風の魔法だろうか。先ほどの翼で起こされたそれとは違う、明らかに質量を持った突風がシトラスを襲う。

 

「シトラス、避けるポメ!!」

 

ポメポメの声を受け、咄嗟に横に転がる。直撃は免れた。しかし─

 

「うそ……、」

 

余波を受けた魔装ドレスのパフスリーブが、ざっくりと切り裂かれていた。

 

─グギャァアア……ッ!!

 

「あれはただの風じゃないポメ!あの風に触るのはナイフに触るのと同じポメ!」

 

それは、切り裂かれたドレスの袖を見ればわかることだった。

 

再び大魔獣が翼を広げる気配を感じ取り、シトラスは横に跳ぶ。

大魔獣の翼が巻き起こす突風を避けながら、地上を走り続ける。
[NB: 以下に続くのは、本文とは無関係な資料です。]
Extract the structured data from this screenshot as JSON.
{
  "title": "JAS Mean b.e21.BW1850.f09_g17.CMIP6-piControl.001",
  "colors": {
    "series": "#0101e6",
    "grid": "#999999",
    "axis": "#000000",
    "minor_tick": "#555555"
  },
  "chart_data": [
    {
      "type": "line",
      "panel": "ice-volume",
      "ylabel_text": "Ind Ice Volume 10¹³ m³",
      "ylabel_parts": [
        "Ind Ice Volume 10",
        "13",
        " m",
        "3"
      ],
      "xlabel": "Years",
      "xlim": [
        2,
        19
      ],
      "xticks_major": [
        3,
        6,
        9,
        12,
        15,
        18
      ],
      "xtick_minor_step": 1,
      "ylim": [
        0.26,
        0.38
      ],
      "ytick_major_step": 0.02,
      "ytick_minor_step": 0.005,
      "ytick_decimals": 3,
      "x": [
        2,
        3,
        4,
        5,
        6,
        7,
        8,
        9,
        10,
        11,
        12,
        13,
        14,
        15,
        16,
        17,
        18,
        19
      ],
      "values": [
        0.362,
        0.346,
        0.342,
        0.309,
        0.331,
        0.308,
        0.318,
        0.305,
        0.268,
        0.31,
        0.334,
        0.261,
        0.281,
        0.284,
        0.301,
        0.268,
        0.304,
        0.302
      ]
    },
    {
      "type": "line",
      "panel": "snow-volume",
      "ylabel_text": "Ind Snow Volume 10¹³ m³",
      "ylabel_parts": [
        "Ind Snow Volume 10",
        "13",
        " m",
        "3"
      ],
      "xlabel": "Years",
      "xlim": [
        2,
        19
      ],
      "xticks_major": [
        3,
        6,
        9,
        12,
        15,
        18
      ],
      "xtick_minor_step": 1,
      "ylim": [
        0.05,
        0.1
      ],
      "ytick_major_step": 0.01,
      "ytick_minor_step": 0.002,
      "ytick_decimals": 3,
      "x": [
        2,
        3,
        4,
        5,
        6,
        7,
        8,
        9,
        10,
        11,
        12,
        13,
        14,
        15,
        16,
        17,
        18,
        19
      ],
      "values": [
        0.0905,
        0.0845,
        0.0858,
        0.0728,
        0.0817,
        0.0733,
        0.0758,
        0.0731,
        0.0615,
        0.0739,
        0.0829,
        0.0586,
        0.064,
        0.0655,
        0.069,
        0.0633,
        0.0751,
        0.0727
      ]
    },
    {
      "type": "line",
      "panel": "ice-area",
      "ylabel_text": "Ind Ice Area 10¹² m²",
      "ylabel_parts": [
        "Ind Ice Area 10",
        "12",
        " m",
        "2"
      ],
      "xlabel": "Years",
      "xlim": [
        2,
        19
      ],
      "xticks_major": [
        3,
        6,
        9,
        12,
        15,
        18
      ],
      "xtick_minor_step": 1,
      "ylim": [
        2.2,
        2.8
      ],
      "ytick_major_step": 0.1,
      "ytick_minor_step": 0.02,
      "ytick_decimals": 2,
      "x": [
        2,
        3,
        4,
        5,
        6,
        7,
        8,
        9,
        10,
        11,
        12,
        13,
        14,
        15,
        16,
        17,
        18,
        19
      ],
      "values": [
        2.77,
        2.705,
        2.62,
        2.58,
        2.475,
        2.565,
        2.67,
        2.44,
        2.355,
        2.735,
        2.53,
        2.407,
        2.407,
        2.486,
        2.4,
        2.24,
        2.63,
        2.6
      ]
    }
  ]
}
避けきれない分はオレンジ・スプラッシュで打ち消し、また跳ぶ。その最中、大魔獣の頭部を見たシトラスは目を見開いた。

 

「っ、あそこ、」

 

魔獣の頭部にある、結晶。

そこから、エナジーが溢れ出している気配があった。

 

「ポメポメ、こいつの弱点がわかったかも!頭の結晶を狙えば……!」

 

キルシェを、街の人たちを、助けることが出来るかもしれない。シトラスは希望を抱き、もう一度魔槌を握りしめる。

 

「これで、終わり………っ!?」

 

その時だった。

 

「───っ!?」

 

それまで目が合わなかった大魔獣と、視線がかちり、と合う。その瞬間、

 

(うそ、身体が、)

 

まるで金縛りにあったかのように、体が動かない。物理的な干渉を受けていないのに、シトラスの身体は空中で時が止まったかのように静止していた。

 

─グギャァアア……ッ!!

 

鳥型大魔獣は翼を大きく広げ、シトラスに向かって風の魔法を放つ。動けないシトラスは、それを避けることが出来ない。

 

 

 

 

 

 

鋭利な風の刃は、容赦なくシトラスの体を斬り裂いた。